The ICSF provides funding to 87 elementary and 21 secondary schools in some of the poorest neighborhoods in Manhattan, the Bronx and Staten Island. Support has helped ICSF schools increase the number of enrichment programs available to students, expand the accessibility to new technology in their classrooms, complete vital capital repairs in aging buildings, and most importantly, keep tuition low so that more deserving boys and girls can attend our schools. Below are some of our most popular programs:

Be A Student's Friend - Every year there are hundreds of children in our schools who are in danger of dropping out because tuition expenses have become unmanageable, often due to a family crisis such as death, disability or loss of employment. BASF sponsors are asked to contribute $2,200 per year for an elementary school student or $2,700 for a high school student. Through periodic updates, letters, report cards, and optional group events, sponsors can come to know the students and families personally or, if they prefer, remain anonymous.

Job Opportunities Program - Volunteers from a broad range of professions staff a series of Saturday workshops for high school juniors and seniors. These workshops educate students on various aspects of the work world - preparing them for job interviews and stressing the importance of first impressions, dress, speech, interview techniques, and resume writing. We do them once a month throughout the year (excluding the summer).

Student Sponsorship Partners

Student Sponsor Partners' mission is to provide as many of New York City's at-risk high school youth as possible with an opportunity to receive a quality non-public high school education, through the financial support and one-to-one guidance of a 4-year Sponsor.

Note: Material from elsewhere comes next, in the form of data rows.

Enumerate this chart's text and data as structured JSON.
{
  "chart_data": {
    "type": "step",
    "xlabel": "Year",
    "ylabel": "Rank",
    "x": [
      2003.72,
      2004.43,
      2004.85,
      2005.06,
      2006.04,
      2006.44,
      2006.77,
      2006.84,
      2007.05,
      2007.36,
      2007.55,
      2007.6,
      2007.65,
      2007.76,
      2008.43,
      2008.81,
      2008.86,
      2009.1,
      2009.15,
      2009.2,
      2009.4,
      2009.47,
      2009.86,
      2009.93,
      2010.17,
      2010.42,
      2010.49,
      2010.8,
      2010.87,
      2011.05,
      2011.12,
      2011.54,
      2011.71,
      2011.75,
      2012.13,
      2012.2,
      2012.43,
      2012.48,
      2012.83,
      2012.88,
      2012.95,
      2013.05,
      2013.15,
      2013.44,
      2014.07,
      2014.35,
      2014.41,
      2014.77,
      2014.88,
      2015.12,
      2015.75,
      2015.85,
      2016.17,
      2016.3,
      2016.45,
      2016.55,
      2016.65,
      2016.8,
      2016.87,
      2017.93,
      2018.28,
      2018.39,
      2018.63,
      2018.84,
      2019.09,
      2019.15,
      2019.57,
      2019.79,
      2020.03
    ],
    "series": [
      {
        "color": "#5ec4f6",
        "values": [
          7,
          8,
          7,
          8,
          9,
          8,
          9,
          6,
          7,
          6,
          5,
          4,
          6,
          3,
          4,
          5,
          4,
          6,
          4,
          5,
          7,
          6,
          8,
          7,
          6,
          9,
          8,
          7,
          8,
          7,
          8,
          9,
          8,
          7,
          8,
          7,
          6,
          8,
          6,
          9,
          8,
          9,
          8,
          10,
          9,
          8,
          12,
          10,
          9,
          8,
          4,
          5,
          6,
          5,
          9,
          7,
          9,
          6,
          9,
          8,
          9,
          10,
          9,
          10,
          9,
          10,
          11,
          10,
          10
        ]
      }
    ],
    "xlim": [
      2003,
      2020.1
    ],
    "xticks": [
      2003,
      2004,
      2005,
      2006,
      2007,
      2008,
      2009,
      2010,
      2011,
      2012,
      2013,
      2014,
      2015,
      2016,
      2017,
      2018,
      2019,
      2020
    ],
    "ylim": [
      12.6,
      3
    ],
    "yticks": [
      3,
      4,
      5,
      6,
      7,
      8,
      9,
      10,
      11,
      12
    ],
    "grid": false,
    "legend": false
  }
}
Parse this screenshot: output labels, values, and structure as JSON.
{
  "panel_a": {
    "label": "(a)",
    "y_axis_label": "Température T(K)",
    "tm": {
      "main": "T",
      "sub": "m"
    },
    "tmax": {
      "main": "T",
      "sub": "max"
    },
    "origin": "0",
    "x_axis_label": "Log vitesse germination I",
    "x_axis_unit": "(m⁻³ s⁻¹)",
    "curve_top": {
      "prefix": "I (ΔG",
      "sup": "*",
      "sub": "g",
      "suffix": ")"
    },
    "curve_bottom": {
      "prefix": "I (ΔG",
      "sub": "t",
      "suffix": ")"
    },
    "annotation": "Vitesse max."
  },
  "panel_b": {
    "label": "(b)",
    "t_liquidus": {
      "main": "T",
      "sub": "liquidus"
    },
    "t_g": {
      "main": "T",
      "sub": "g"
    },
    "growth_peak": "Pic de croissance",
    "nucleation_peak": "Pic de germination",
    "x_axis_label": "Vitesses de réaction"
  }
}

In doing so, Student Sponsor Partners strives to help disadvantaged youths earn their high school diplomas, and thus makes a direct and meaningful impact on their lives.

Operation Fairy Dust

Operation Fairy Dust was created in 2002 to provide NYC high school girls in need, with formal prom dresses. This gives them the ability to attend their prom with confidence, and an increased level of self-esteem. The prom is one of the largest social events of a teenager's high school years.

This rite of passage is expensive, and although most teens hope to attend the event, they are often unable to meet the costs to participate.

Susan G. Komen Race for the Cure

The ND Club has an annual team to walk/run the Race for the Cure to raise money to help this amazing organization who is dedicated to curing breast cancer at every stage - from the causes to the cures, to the pain and anxiety of every moment in between.